1. Bonagura, J.D., Ware,W.A.; Atrial fibrillation in the dog; clinical findings in 81 cases. J.Am.Med.Assoc.1986; 22:111-0.
2. Collet,M., LE Bobinnec,G.; Electro-cardiographie et rythmologie canines. Maison Alfort: Collection Médecine Vétérinaire, Ed. du Point Vétérinaire,1990.
3. Cornet,P.; Précis d' électrocardiographie canine. Maison Alfort: Ed. du Point Vétérinaire,1985.
4. Dimarco, J.P., Prystowsky, E.N.; Atrial arrhythmias. State of the Art. American Heart Association. Futura Publishing Co, Inc. NY, 1994.
5. Durrer,D., Van Der Tweel,L.H.; Excitation of the left ventricular wall of the dog and goat. Annal´s New York Academy of Sciences, pp. 779-803.
6. Edwards,N.J.: Bolton´s Handbook of canine and feline electrocardiography. 2 nd. Ed. Philadelphia: W.B. Saunders Co., 1987.
7. Fox,P.R., Sisson, D., Moïse, N.S.: Textbook of Canine and feline Cardiology. 2 nd. Ed. Philadelphia. W.B. Saunders Co. 1999.
8. Hamlin,R.L., Smith,R.; Anatomical and physiologic basis for interpretation of the electrocardiogram. Am.J.Vet.Res., 21, (701-708), 1960.
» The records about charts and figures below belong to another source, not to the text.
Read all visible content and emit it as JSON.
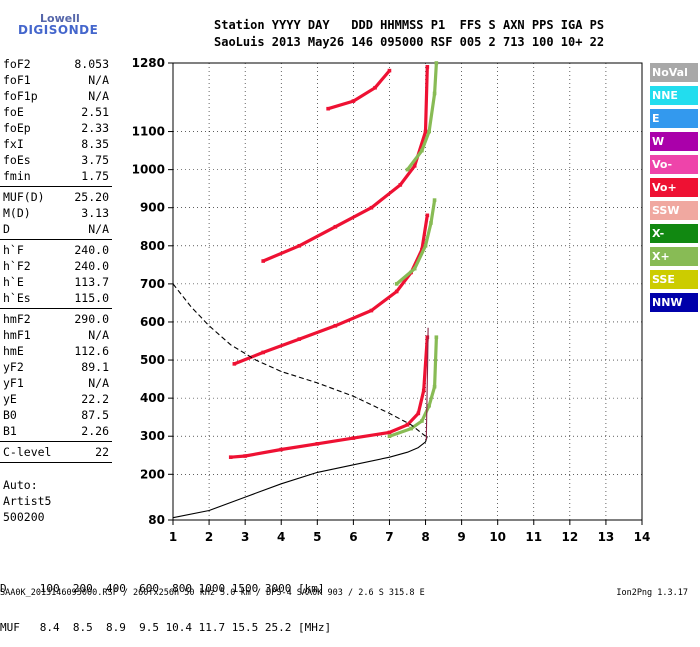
{
  "logo": {
    "word": "Lowell",
    "brand": "DIGISONDE"
  },
  "header": {
    "row1": "Station YYYY DAY   DDD HHMMSS P1  FFS S AXN PPS IGA PS",
    "row2": "SaoLuis 2013 May26 146 095000 RSF 005 2 713 100 10+ 22"
  },
  "params_groups": [
    [
      {
        "label": "foF2",
        "value": "8.053"
      },
      {
        "label": "foF1",
        "value": "N/A"
      },
      {
        "label": "foF1p",
        "value": "N/A"
      },
      {
        "label": "foE",
        "value": "2.51"
      },
      {
        "label": "foEp",
        "value": "2.33"
      },
      {
        "label": "fxI",
        "value": "8.35"
      },
      {
        "label": "foEs",
        "value": "3.75"
      },
      {
        "label": "fmin",
        "value": "1.75"
      }
    ],
    [
      {
        "label": "MUF(D)",
        "value": "25.20"
      },
      {
        "label": "M(D)",
        "value": "3.13"
      },
      {
        "label": "D",
        "value": "N/A"
      }
    ],
    [
      {
        "label": "h`F",
        "value": "240.0"
      },
      {
        "label": "h`F2",
        "value": "240.0"
      },
      {
        "label": "h`E",
        "value": "113.7"
      },
      {
        "label": "h`Es",
        "value": "115.0"
      }
    ],
    [
      {
        "label": "hmF2",
        "value": "290.0"
      },
      {
        "label": "hmF1",
        "value": "N/A"
      },
      {
        "label": "hmE",
        "value": "112.6"
      },
      {
        "label": "yF2",
        "value": "89.1"
      },
      {
        "label": "yF1",
        "value": "N/A"
      },
      {
        "label": "yE",
        "value": "22.2"
      },
      {
        "label": "B0",
        "value": "87.5"
      },
      {
        "label": "B1",
        "value": "2.26"
      }
    ],
    [
      {
        "label": "C-level",
        "value": "22"
      }
    ]
  ],
  "auto": {
    "line1": "Auto:",
    "line2": "Artist5",
    "line3": "500200"
  },
  "legend": [
    {
      "label": "NoVal",
      "color": "#a8a8a8"
    },
    {
      "label": "NNE",
      "color": "#22ddee"
    },
    {
      "label": "E",
      "color": "#3399ee"
    },
    {
      "label": "W",
      "color": "#aa00aa"
    },
    {
      "label": "Vo-",
      "color": "#ee44aa"
    },
    {
      "label": "Vo+",
      "color": "#ee1133"
    },
    {
      "label": "SSW",
      "color": "#f0a8a0"
    },
    {
      "label": "X-",
      "color": "#118811"
    },
    {
      "label": "X+",
      "color": "#88bb55"
    },
    {
      "label": "SSE",
      "color": "#cccc00"
    },
    {
      "label": "NNW",
      "color": "#0000aa"
    }
  ],
  "muf_table": {
    "row1": "D     100  200  400  600  800 1000 1500 3000 [km]",
    "row2": "MUF   8.4  8.5  8.9  9.5 10.4 11.7 15.5 25.2 [MHz]"
  },
  "footer": {
    "left": "SAA0K_2013146095000.RSF / 260fx256h 50 kHz 5.0 km / DPS-4 SAA0K 903 / 2.6 S 315.8 E",
    "right": "Ion2Png 1.3.17"
  },
  "chart_data": {
    "type": "scatter",
    "title": "",
    "xlabel": "",
    "ylabel": "",
    "xlim": [
      1,
      14
    ],
    "ylim": [
      80,
      1280
    ],
    "x_ticks": [
      "1",
      "2",
      "3",
      "4",
      "5",
      "6",
      "7",
      "8",
      "9",
      "10",
      "11",
      "12",
      "13",
      "14"
    ],
    "y_ticks": [
      "80",
      "200",
      "300",
      "400",
      "500",
      "600",
      "700",
      "800",
      "900",
      "1000",
      "1100",
      "1280"
    ],
    "series": [
      {
        "color": "#ee1133",
        "style": "trace",
        "points": [
          [
            2.6,
            245
          ],
          [
            3.0,
            248
          ],
          [
            4.0,
            265
          ],
          [
            5.0,
            280
          ],
          [
            6.0,
            295
          ],
          [
            7.0,
            310
          ],
          [
            7.5,
            330
          ],
          [
            7.8,
            360
          ],
          [
            7.95,
            420
          ],
          [
            8.05,
            560
          ]
        ]
      },
      {
        "color": "#ee1133",
        "style": "trace",
        "points": [
          [
            2.7,
            490
          ],
          [
            3.5,
            520
          ],
          [
            4.5,
            555
          ],
          [
            5.5,
            590
          ],
          [
            6.5,
            630
          ],
          [
            7.2,
            680
          ],
          [
            7.6,
            730
          ],
          [
            7.9,
            790
          ],
          [
            8.05,
            880
          ]
        ]
      },
      {
        "color": "#ee1133",
        "style": "trace",
        "points": [
          [
            3.5,
            760
          ],
          [
            4.5,
            800
          ],
          [
            5.5,
            850
          ],
          [
            6.5,
            900
          ],
          [
            7.3,
            960
          ],
          [
            7.7,
            1010
          ],
          [
            8.0,
            1100
          ],
          [
            8.05,
            1270
          ]
        ]
      },
      {
        "color": "#ee1133",
        "style": "trace",
        "points": [
          [
            5.3,
            1160
          ],
          [
            6.0,
            1180
          ],
          [
            6.6,
            1215
          ],
          [
            7.0,
            1260
          ]
        ]
      },
      {
        "color": "#88bb55",
        "style": "trace",
        "points": [
          [
            7.0,
            300
          ],
          [
            7.6,
            320
          ],
          [
            7.9,
            340
          ],
          [
            8.1,
            380
          ],
          [
            8.25,
            430
          ],
          [
            8.3,
            560
          ]
        ]
      },
      {
        "color": "#88bb55",
        "style": "trace",
        "points": [
          [
            7.2,
            700
          ],
          [
            7.7,
            740
          ],
          [
            8.0,
            800
          ],
          [
            8.15,
            860
          ],
          [
            8.25,
            920
          ]
        ]
      },
      {
        "color": "#88bb55",
        "style": "trace",
        "points": [
          [
            7.5,
            1000
          ],
          [
            7.9,
            1050
          ],
          [
            8.1,
            1100
          ],
          [
            8.25,
            1200
          ],
          [
            8.3,
            1280
          ]
        ]
      },
      {
        "color": "#000000",
        "style": "solid",
        "points": [
          [
            1.0,
            86
          ],
          [
            2.0,
            105
          ],
          [
            3.0,
            140
          ],
          [
            4.0,
            175
          ],
          [
            5.0,
            205
          ],
          [
            6.0,
            225
          ],
          [
            7.0,
            245
          ],
          [
            7.5,
            258
          ],
          [
            7.8,
            270
          ],
          [
            8.0,
            285
          ],
          [
            8.05,
            300
          ]
        ]
      },
      {
        "color": "#000000",
        "style": "dashed",
        "points": [
          [
            1.0,
            700
          ],
          [
            1.5,
            640
          ],
          [
            2.0,
            590
          ],
          [
            2.6,
            540
          ],
          [
            3.3,
            500
          ],
          [
            4.0,
            470
          ],
          [
            5.0,
            440
          ],
          [
            6.0,
            405
          ],
          [
            7.0,
            360
          ],
          [
            7.6,
            330
          ],
          [
            8.0,
            300
          ]
        ]
      },
      {
        "color": "#882244",
        "style": "solid",
        "points": [
          [
            8.02,
            290
          ],
          [
            8.04,
            400
          ],
          [
            8.06,
            500
          ],
          [
            8.07,
            585
          ]
        ]
      }
    ]
  }
}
9. Hamlin,R.L., Smith,R.; Categorization of common domestic mammals based upon their ventricular activation process. Annals New York Academy of Sciences, pp. 195-203. 1965.
10. Kulbertus, H.E., Wellens, H.J.J., Bourgeois, I.M.G.P., Sutton, R. ; Atrial Fibrillation: Facts from yesterday-Ideas for tomorrow. Futura Publishing Co. Inc. NY, 1994.
11. Lunney,J., Ettinger,S.J.: Mexiletine administration for management of ventricular arrhythmia in 22 dogs.: J.A.A.H.A.1991; 27:597-600.
12. Muir,W.W.: Antiarrhythmic drugs. Treatment of cardiac arrhythmias. Vet.Clin.No.Am.: Small Anim.Pract.1991; 21 (5): 957-87.
13. Novotny,M.J., Adams,H.R.: New perspectives in cardiology: recent advances in antiarrhythmic drug therapy. J.A.V.M.A.; 1986; 189 (5): 533-9.
14. Tilley,L.P., Owens,J.M.: Cardiología de los pequeños animales. Barcelona: Salvat Editores, S.A.,1987.
15. Tilley, L.P.; Essentials of canine and feline electrocardiography. 3 rd. Ed. Philadelphia: Lea & Febiger. 1992.
16. Ynaraja Ramirez, E. ; Manual Clínico de Cardiología Básica en el perro y el Gato. Pulso Ediciones S.A. Barcelona. 1995.